International Paper describes itself as a global leader in packaging and paper with operations in North America, Europe, Latin America, Russia, Asia and North Africa. The strike affects the company’s production facility in Delaware, Ohio. The parties met on Tuesday, July 12, but did not agree on a solution to the labor dispute. Union officials remain optimistic that a negotiated resolution is possible.
“Most Americans would be shocked to learn that a U.S. corporation can get away with forcing workers to stay in a plant for 84 hours a week under the threat of losing their job,” said Paul Suffoletto, President of Local 284. “This isn’t a story out of the history books or something happening in a developing nation thousands of miles away. This is happening in 21st century Delaware, Ohio. It must stop now.”
The unfair labor practice strike was caused by International Paper’s decision to unilaterally implement what it called its “last, best and final offer.” The implemented terms and conditions of employment include the right to schedule and work the Local 284 members up to 84 hours per week, seven days per week, 12 hours per day, under threat of termination. Last week, a hearing officer for the state of Ohio ruled in favor of granting unemployment insurance benefits to affected employees.

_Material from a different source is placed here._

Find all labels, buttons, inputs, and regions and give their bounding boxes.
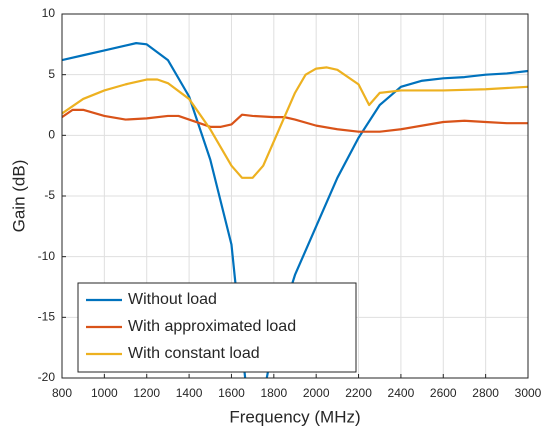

Workers say that the company’s scheduling practices lead to unsafe levels of fatigue in the plant that expose them to a greater risk of injury and health problems. Spouses accuse the company of putting families at risk because workers have little time to do anything but sleep when they return home instead of spending time with children and loved ones. The company has also cut off health insurance for workers, spouses and children. Despite the hardship, strikers and their families are not giving up.
“An employee on the job for 84 hours per week is doing the job of two workers,” said Don Mann, Local 284 Recording-Secretary. “Our members want the company to succeed, but not at the expense of their own health and their families’ well-being. The company should schedule workers fairly and efficiently, and, if need be, hire more employees rather than destroy the lives of the current workforce. That would be good for families; Delaware, Ohio; and the company.”